One of the key objectives of the British Museum’s strategy is to extend the engagement between visitors and its collection. Space Syntax was commissioned by the British Museum to develop a baseline study of visitor movement patterns and of the spatial layout of the museum. The general aims of the study were to explain how visitors were using the museum and to investigate the characteristics of its spatial layout and in order to establish the effect of the spatial layout on visitors’ experience. The baseline study was used to identify opportunities to improve visitor flow patterns.

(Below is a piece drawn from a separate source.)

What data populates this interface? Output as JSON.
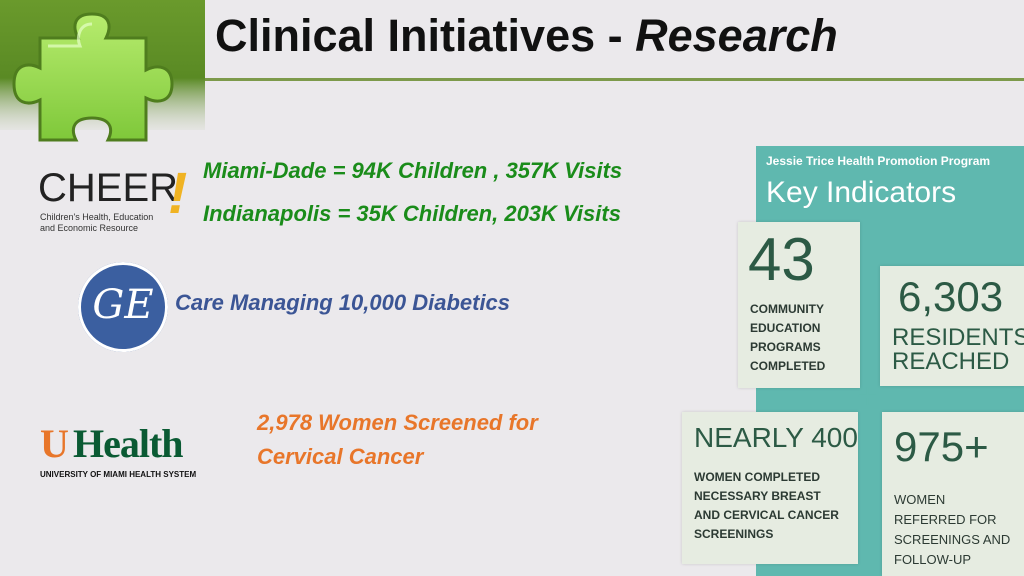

The British Museum commissioned Ian Ritchie Architects to develop a masterplan for the gallery spaces. Working alongside the British Museum and the design team, we used our models as a design tool to test and inform the design. Our work was also used in stakeholder presentations, workshops and design reviews, providing evidence to support strategic decisions.
Our approach included:
– observations of pedestrian flows, user routes and stationary activities
– wayfinding studies
– visibility analysis of public spaces
– spatial accessibility analysis
– option testing and evaluation
– pedestrian movement simulation using computer agents
– entrances’ level of service and gallery occupation capacity analysis
– visitors increase forecast and likely distribution within the building
– evidence-based design advice.
Findings and outcome
Using visitors data provided by the British Museum, together with data from direct observation studies, we were able to assess the occupation capacity of entrances and gallery spaces and to estimate the capacity for future growth. Our analysis allowed us to propose both strategic and highly design solutions as well as management changes, each aimed at addressing the strategic objective of extending and enhancing visitor engagement with the collection.